Reading through the opinions on unwanted gifts, it would seem as though we have a common problem reaching epidemic proportions. All over the land, gaily/gaudily wrapped concoctions, collections and condiments are languishing away, getting in the way, taking up valuable space. And this in a land obsessed with storage solutions because of the chronic lack of space available. I find myself a little surprised that charities don't launch a "Gis Yer Smellies" drive after Christmas, the way they do with Christmas cards. Is it because they know that they can't sell them again? To the commercially viable proposition: Gathering information about the consumer and getting them to view ads is what reward schemes like DooYoo and Beenz are all about. Various types of schemes of this genre are popping up all over the place. I have even noticed some aimed at children, the most impressive of which is at www.neopets.com. This site offers you a very colourful tamagoche and entices you to look at adverts to get better treats for your virtual pet. Anyhow, what would be handy would be a scheme for an individual to rate items available from various stores, and for the final list to be made available to the individual's anxious relatives. It sounds like a tedious task, but with the incentive of a friendly community and reward points of one sort or another, it seems to get 'em going. After all, isn't that what we're all doing here? The ratings could be as finely calibrated as required, but the basis of them would be "I really want this" "Dunno/Wouldn't mind" "I REALLY wouldn't want this" This way, even the least mercenary, not wishing to create a wish list, could be given the opportunity to air a "Hate To Have" list. What say you all? Shall we start up a business together? :o) Love, Plumpt
This is a tip from my mother, every time she recieves an unwanted gift, she simply wraps it back up and passes it on to someone else! As she says "waste not, want not!" I only discovered this last year. In sheer frustration of not knowing what to buy for her, she ended up with a basket of smellies.

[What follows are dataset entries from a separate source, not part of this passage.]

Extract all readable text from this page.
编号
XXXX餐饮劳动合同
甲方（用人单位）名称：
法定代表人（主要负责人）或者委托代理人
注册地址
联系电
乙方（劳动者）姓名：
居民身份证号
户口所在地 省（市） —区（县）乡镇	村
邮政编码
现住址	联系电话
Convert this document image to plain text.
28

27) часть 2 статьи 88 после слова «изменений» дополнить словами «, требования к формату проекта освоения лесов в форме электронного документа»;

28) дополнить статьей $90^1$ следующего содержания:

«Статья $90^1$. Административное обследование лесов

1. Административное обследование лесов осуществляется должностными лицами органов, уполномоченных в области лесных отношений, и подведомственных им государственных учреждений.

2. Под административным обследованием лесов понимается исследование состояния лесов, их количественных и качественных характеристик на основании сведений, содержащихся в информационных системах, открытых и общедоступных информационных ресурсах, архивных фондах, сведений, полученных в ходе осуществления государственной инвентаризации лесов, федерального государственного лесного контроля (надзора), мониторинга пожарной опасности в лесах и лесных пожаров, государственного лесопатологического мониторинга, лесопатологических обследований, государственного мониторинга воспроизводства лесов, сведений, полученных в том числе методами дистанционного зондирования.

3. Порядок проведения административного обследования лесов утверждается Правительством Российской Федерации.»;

She gave an oscar winning act on christmas morning when she recived it, "oh its absolutely georgous!" she said, "Ive wanted this all year". So I was well pleased, and made a mental note to get the same next year. That was until April this year, my sisters birthday to be exact. My poor mum sprained her wrist, so being the lovely daughter I am, I offered to wrap her presents for her. "That'd be great" says dear mummy, "they're over there". I look over to see among the pile, the lovingly bought basket of smellies I'd bought for her just a few months before!!!! After getting over the sheer cheek of her, I saw the funny side, and we agreed that Id never buy her smellies again. I also agreed not to tell my sisters though, so this year when they're looking through their pressies, I'll be watching on in glee and trying not to laugh!!!